Gleich nach der Eröffnung des Gottesdienstes brachte Professor Seidl seine Freude darüber zum Ausdruck, wieder mit den Eichendorfern Gottesdienst feiern zu dürfen. Nach der alttestamentlichen Lesung aus dem Buch Ezechiel, die Lektor Matthias Maier vortrug, verkündete Professor Seidl das Matthäusevangelium. In seiner Predigt legte der Geistliche, der langjähriger Inhaber des Lehrstuhls für Altes Testament und biblisch-orientalische Sprachen an der Universität Würzburg war, den anwesenden Gläubigen die Frohe Botschaft aus.

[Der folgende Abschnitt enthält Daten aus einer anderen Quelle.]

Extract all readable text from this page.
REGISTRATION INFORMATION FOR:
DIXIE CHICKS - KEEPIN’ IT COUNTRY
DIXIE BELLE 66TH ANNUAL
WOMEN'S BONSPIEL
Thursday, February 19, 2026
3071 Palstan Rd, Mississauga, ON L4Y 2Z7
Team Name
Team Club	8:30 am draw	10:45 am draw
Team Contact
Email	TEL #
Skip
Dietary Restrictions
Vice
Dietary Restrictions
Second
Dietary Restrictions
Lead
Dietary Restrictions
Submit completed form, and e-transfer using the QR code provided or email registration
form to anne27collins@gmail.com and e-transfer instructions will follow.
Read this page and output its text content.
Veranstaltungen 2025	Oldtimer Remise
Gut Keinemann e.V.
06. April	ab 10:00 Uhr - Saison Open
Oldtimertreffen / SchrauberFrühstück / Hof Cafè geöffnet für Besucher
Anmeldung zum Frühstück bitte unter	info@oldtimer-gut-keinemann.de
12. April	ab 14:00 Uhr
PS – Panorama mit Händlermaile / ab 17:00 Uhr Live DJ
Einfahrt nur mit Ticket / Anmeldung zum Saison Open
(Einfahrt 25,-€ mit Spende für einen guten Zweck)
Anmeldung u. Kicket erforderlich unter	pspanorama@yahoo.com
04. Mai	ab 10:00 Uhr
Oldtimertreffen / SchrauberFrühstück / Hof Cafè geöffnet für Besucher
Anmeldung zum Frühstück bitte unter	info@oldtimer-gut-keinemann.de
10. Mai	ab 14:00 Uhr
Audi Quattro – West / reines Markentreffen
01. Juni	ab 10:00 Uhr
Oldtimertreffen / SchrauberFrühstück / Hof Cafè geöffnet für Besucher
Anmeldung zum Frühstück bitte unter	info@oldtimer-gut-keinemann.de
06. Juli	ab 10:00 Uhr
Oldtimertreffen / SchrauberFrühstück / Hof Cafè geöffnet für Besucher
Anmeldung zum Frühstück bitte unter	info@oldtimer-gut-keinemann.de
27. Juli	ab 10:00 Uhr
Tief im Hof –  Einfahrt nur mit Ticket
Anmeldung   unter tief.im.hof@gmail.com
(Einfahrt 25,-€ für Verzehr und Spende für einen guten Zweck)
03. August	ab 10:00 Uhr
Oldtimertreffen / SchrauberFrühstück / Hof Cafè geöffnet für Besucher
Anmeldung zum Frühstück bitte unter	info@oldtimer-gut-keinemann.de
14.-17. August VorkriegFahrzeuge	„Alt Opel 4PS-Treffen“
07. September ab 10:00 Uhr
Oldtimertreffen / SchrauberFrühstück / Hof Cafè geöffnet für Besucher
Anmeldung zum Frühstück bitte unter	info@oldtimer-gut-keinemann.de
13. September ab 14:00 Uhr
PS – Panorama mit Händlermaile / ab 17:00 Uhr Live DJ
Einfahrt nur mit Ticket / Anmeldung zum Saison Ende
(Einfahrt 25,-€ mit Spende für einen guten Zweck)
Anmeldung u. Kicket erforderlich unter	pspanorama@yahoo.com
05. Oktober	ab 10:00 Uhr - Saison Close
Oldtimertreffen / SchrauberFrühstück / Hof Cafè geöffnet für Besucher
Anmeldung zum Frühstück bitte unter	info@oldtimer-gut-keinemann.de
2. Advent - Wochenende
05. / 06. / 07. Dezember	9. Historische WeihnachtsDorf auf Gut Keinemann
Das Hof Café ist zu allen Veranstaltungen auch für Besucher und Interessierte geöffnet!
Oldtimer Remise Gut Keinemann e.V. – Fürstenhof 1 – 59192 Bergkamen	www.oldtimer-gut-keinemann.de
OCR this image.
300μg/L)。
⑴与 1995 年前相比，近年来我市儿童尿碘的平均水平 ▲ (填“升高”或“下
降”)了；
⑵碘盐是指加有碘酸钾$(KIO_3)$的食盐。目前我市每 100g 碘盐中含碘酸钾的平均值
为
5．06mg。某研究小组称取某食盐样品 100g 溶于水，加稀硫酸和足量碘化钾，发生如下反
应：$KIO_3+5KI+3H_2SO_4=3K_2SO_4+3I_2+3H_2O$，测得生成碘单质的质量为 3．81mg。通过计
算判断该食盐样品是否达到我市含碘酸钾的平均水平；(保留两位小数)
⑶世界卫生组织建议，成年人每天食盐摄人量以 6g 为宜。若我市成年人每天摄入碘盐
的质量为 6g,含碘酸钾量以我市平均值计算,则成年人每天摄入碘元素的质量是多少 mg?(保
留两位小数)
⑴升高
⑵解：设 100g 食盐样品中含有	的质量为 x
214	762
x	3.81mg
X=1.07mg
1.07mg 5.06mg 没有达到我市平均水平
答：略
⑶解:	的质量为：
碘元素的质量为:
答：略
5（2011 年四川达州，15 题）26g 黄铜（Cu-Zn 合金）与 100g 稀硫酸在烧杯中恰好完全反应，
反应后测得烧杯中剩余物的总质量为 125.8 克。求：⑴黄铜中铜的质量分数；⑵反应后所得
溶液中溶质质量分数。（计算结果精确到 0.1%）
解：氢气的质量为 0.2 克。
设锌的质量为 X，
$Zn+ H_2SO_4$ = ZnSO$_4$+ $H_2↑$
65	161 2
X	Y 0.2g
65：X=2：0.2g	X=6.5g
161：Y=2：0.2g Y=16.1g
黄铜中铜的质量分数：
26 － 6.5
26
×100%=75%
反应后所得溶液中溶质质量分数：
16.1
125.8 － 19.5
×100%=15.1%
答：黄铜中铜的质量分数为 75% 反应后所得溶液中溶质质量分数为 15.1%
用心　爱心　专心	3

Bei der Bibelauslegung muss der Kontext betrachtet werden
Dabei sei Vorsicht geboten, so Seidl: All zu schnell könne man diesen Teil des Evangeliums antijüdisch und einseitig prochristlich verstehen oder gar die christliche Überlegenheit über die jüdische Religion davon ableiten. Darum stellte Professor Seidl vorab einiges klar, um Missverständnissen vorzubeugen. Etwa den Umstand, dass sich diese Rede Jesu nicht an die Pharisäer und Schriftgelehrten, sondern „an das Volk und seine Jünger“ richte; sie seien die Adressaten. Es gehe also um Formung, Prägung und Veränderung der Jesusjünger, seiner Anhänger, nicht um eine Scheltrede gegen die jüdischen Religionsführer. Dabei kämen zugegebenermaßen die Pharisäer, die nach der Zerstörung des Jerusalemer Tempels (70 n.Chr.) die einzig verbliebene jüdische Religionspartei waren und (anders als die Sadduzäer, die frühere zweite jüdische Religionspartei) in ihrem religiösen Denken Jesus sehr nahe standen, schlecht weg. Hier aber würden die Pharisäer als Repräsentanten des verbliebenen Judentums behandelt. Das Thema dieses Evangeliums sei also nicht Polemik gegen das Judentum, sondern das richtige Verständnis von Macht und Autorität, das richtige Verhalten von Vorgesetzten und das Verhältnis oder das Zusammenspiel von Autorität und Gemeindemitgliedern. Das Evangelium stelle dem Zerrbild von Autorität das Idealbild von Autorität gegenüber.
Autorität im Sinne Jesu
So könne dem Evangelium positiv entnommen werden, was Autorität im Sinne Jesu auszeichnen soll:
Echte Autoritäten würden durch ihr Vorbild wirken, dadurch, dass sie vorleben, wovon sie überzeugt sind, dass sie ihr Reden und ihre Überzeugung auch im Tun und Handeln bewähren. Zudem solle eine Autorität nicht die eigene Person, das eigene Ansehen, den eigenen Vorteil ins Zentrum rücken, sondern immer die Sache, die Inhalte, die Ziele und Ideale eines Gemeinwesens. In der religiösen Gemeinschaft solle es also nie um die eigene Ehre gehen, sondern um die Ehre Gottes, nicht um die eigenen Worte und die eigene Lehre, sondern um das Wort Jesu; „nur einer ist euer Lehrer: Christus.“ Die wahre Autorität in der christlichen Gemeinde tue gut daran, die eigene Person aus dem Zentrum zu rücken und sich mit der Gemeinde auf den Weg zu machen, um die Botschaft Jesu, seine Ideale, das Reich Gottes zu verwirklichen.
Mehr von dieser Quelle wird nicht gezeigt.